Data_Sheet_1_Interpreting Non-coding Genetic Variation in Multiple Sclerosis Genome-Wide Associated Regions.docx

Multiple sclerosis (MS) is the most common neurological disorder in young adults. Despite extensive studies, only a fraction of MS heritability has been explained, with association studies focusing primarily on protein-coding genes, essentially for the difficulty of interpreting non-coding features. However, non-coding RNAs (ncRNAs) and functional elements, such as super-enhancers (SE), are crucial regulators of many pathways and cellular mechanisms, and they have been implicated in a growing number of diseases. In this work, we searched for possible enrichments in non-coding elements at MS genome-wide associated loci, with the aim to highlight their possible involvement in the susceptibility to the disease. We first reconstructed the linkage disequilibrium (LD) structure of the Italian population using data of 727,478 single-nucleotide polymorphisms (SNPs) from 1,668 healthy individuals. The genomic coordinates of the obtained LD blocks were intersected with those of the top hits identified in previously published MS genome-wide association studies (GWAS). By a bootstrapping approach, we hence demonstrated a striking enrichment of non-coding elements, especially of circular RNAs (circRNAs) mapping in the 73 LD blocks harboring MS-associated SNPs.

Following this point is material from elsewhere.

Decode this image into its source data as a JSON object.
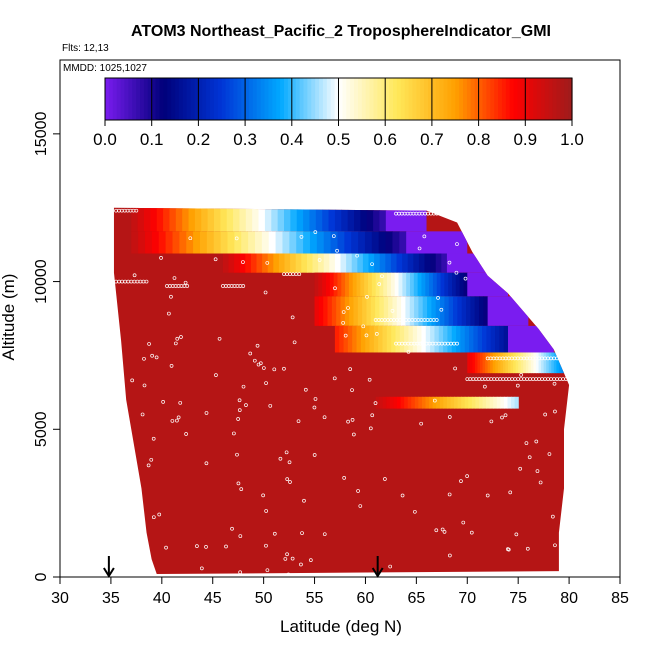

In particular, we found a total of 482 circRNAs (annotated in publicly available databases) vs. a mean of 194 ± 65 in the random sets of LD blocks, using 1,000 iterations. As a proof of concept of a possible functional relevance of this observation, we experimentally verified that the expression levels of a circRNA derived from an MS-associated locus, i.e., hsa_circ_0043813 from the STAT3 gene, can be modulated by the three genotypes at the disease-associated SNP. Finally, by evaluating RNA-seq data of two cell lines, SH-SY5Y and Jurkat cells, representing tissues relevant for MS, we identified 18 (two novel) circRNAs derived from MS-associated genes. In conclusion, this work showed for the first time that MS-GWAS top hits map in LD blocks enriched in circRNAs, suggesting circRNAs as possible novel contributors to the disease pathogenesis.